Further, a 100 per cent waiver of interstate transmission system charges has been granted for co-located BESS projects commissioned on or before June 30, 2028, provided the power is consumed outside the host state. Amendments to the Electricity Rules in September 2025 have allowed energy storage systems to be developed, owned, leased or operated by consumers, opening up new ownership and business models. Further, the draft safety and technical standards for BESSs, issued by the Central Electricity Authority (CEA) in 2025, aim to standardise design and construction practices, and enhance safety and reliability.

Tariff trends

The last six months of 2025 marked a decisive scale-up phase for India’s standalone BESS market, with around 10 auctions being conducted by a mix of central and state procuring agencies. This surge in procurement activity was accompanied by a declining tariff discovery, reflecting intensifying competition, improving bidder confidence and growing maturity in standalone BESS procurement frameworks.
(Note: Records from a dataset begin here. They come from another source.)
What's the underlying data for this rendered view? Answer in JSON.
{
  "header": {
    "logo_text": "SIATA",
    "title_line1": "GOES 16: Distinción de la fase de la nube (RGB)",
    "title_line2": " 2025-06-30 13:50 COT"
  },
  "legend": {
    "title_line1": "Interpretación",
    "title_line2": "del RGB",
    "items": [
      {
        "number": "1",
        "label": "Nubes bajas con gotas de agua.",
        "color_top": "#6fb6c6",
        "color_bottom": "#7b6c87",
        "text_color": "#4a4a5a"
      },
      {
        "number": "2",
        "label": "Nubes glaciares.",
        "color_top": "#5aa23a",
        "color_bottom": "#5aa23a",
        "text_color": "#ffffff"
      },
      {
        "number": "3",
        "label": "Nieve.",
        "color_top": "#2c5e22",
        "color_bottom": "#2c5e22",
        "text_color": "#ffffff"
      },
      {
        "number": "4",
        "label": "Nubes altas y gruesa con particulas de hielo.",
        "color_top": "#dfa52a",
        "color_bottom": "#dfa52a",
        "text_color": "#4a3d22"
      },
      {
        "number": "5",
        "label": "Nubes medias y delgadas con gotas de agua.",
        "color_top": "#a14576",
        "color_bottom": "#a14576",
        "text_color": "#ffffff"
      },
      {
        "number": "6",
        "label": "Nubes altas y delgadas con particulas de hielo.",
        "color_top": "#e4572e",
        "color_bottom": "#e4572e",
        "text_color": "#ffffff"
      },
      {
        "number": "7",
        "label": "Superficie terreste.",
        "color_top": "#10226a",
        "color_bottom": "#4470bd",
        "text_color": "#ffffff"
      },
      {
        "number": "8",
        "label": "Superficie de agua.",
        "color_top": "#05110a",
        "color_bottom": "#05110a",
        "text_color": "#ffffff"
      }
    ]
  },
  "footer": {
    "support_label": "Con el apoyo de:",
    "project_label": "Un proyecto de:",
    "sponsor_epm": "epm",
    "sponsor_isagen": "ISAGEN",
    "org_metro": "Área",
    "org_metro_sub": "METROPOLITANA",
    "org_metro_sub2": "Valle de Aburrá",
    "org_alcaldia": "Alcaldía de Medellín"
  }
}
Across the last six months of 2025, the lowest (L1) tariffs discovered for two-hour standalone BESS systems ranged from Rs 148,000 to Rs 246,000 per MW per month. Higher-capacity tenders witnessed comparatively lower per MW/month tariffs (as shown in Table 1). The L1 tariff for two-hour duration storage was discovered in APTRANSCO’s 1,000 MW/2,000 MWh auction, while the highest tariff was seen in TNGECL’s 500 MW/1,000 MWh tender. Other major procurements by NVVN, NHPC, RVUNL and GUVNL discovered tariffs clustered between Rs 177,500 per MW per month and Rs 216,000 per MW per month. 

For four-hour standalone BESSs the auction outcomes in the last six months of 2025 similarly reflect that higher capacity tenders witnessed comparatively lower per MW per month tariff (as shown in Table 2). Overall, L1 tariffs for four-hour duration storage ranged from Rs 285,000 to Rs 444,000 per MW per month during the period. The L1 tariff was discovered in RVUNL’s 500 MW/2,000 MWh auction, while the highest tariff emerged in BSPGCL’s 125 MW/500 MWh tender. Other four-hour procurements by agencies such as SJVN and NHPC Limited discovered tariffs largely in the range of Rs 359,000 to Rs 434,000 per MW per month. 
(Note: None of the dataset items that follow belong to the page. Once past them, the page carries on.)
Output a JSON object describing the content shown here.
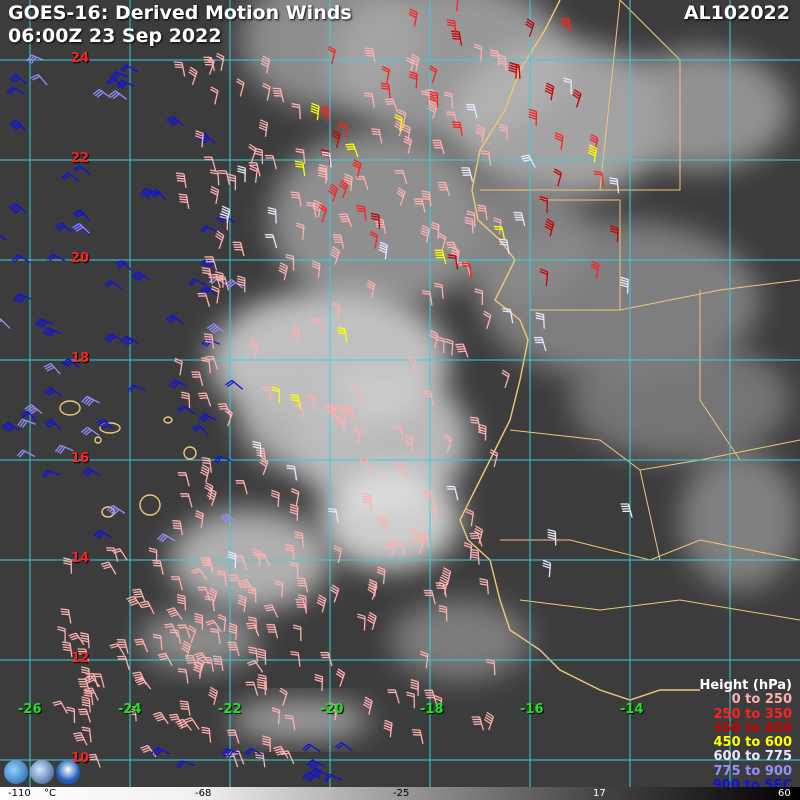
{
  "header": {
    "title_line1": "GOES-16: Derived Motion Winds",
    "title_line2": "06:00Z 23 Sep 2022",
    "storm_id": "AL102022"
  },
  "map": {
    "lat_labels": [
      "24",
      "22",
      "20",
      "18",
      "16",
      "14",
      "12",
      "10"
    ],
    "lon_labels": [
      "-26",
      "-24",
      "-22",
      "-20",
      "-18",
      "-16",
      "-14"
    ],
    "grid_color": "#35d0e0",
    "coast_color": "#f0c878"
  },
  "legend": {
    "title": "Height (hPa)",
    "entries": [
      {
        "label": "0 to 250",
        "color": "#ffb0b0"
      },
      {
        "label": "250 to 350",
        "color": "#ff2020"
      },
      {
        "label": "350 to 450",
        "color": "#c80000"
      },
      {
        "label": "450 to 600",
        "color": "#ffff00"
      },
      {
        "label": "600 to 775",
        "color": "#e8e8ff"
      },
      {
        "label": "775 to 900",
        "color": "#9090ff"
      },
      {
        "label": "900 to SFC",
        "color": "#1010e0"
      }
    ]
  },
  "colorbar": {
    "labels": [
      "-110",
      "°C",
      "-68",
      "-25",
      "17",
      "60"
    ]
  },
  "logos": [
    "cimss-logo",
    "ssec-logo",
    "noaa-logo"
  ]
}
Variations across nodal agencies and states do exist. Tenders backed by clearer payment security mechanisms, central or financially stronger state utilities and alignment with VGF frameworks appear to have attracted more aggressive bidding. Overall, the auction trajectory in the last six months of 2025 suggests that India’s standalone BESS market has moved decisively from pilot-scale experimentation towards utility-scale deployment. The key factors driving this momentum include the VGF framework, which has reduced upfront cost barriers, accelerated state-led procurement and the emergence of standardised bidding structures. 

Future outlook

Despite the strong policy push and rapid scale-up in procurement, several challenges remain. One of the most pressing issues is the absence of a clear framework for end-of-life management of grid-scale batteries. Uncertainty around battery disposal, recycling obligations and ownership of residual assets at the end of power purchase agreements continues to create risk for developers and financiers. High recycling costs and the limited availability of certified recycling facilities for advanced battery chemistries further complicate project economics.
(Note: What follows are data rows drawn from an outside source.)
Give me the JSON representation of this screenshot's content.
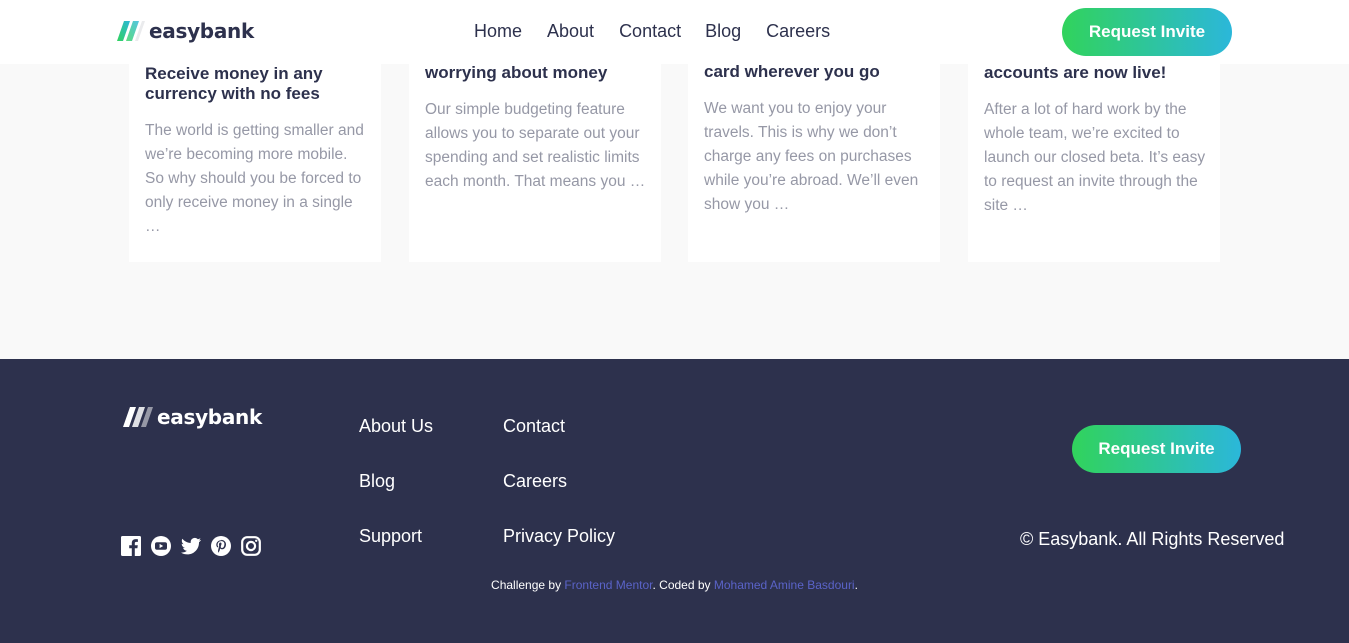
{
  "brand": {
    "name": "easybank"
  },
  "nav": {
    "items": [
      "Home",
      "About",
      "Contact",
      "Blog",
      "Careers"
    ],
    "cta_label": "Request Invite"
  },
  "articles": [
    {
      "title": "Receive money in any currency with no fees",
      "excerpt": "The world is getting smaller and we’re becoming more mobile. So why should you be forced to only receive money in a single …"
    },
    {
      "title": "worrying about money",
      "excerpt": "Our simple budgeting feature allows you to separate out your spending and set realistic limits each month. That means you …"
    },
    {
      "title": "card wherever you go",
      "excerpt": "We want you to enjoy your travels. This is why we don’t charge any fees on purchases while you’re abroad. We’ll even show you …"
    },
    {
      "title": "accounts are now live!",
      "excerpt": "After a lot of hard work by the whole team, we’re excited to launch our closed beta. It’s easy to request an invite through the site …"
    }
  ],
  "footer": {
    "social_icons": [
      "facebook-icon",
      "youtube-icon",
      "twitter-icon",
      "pinterest-icon",
      "instagram-icon"
    ],
    "links_col1": [
      "About Us",
      "Blog",
      "Support"
    ],
    "links_col2": [
      "Contact",
      "Careers",
      "Privacy Policy"
    ],
    "cta_label": "Request Invite",
    "copyright": "© Easybank. All Rights Reserved"
  },
  "attribution": {
    "prefix": "Challenge by ",
    "challenge_link": "Frontend Mentor",
    "middle": ". Coded by ",
    "author_link": "Mohamed Amine Basdouri",
    "suffix": "."
  },
  "colors": {
    "dark_blue": "#2d314d",
    "lime_green": "#31d35c",
    "bright_cyan": "#2bb7da",
    "grayish_blue": "#9698a6",
    "light_gray_bg": "#f9f9f9",
    "link_blue": "#5a63c8"
  }
}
Continued efforts will also be required to reduce technology costs, strengthen domestic manufacturing and supply chains, and standardise safety and performance benchmarks. The CEA estimates that India will require 336 GWh of energy storage capacity by 2029-30 and 411 GWh by 2031-32 to support reliable renewable energy integration, underscoring the scale of the opportunity ahead.

Going forward, with a growing pipeline of awarded standalone BESS projects, timely financial closures, equipment procurement, construction and commissioning will become critical to sustaining investor confidence and validating recent tariff discoveries. In this phase, consistent implementation of policy measures and adherence to project timelines will matter far more than fresh declarations, shaping the credibility and long-term scalability of India’s energy storage ecosystem.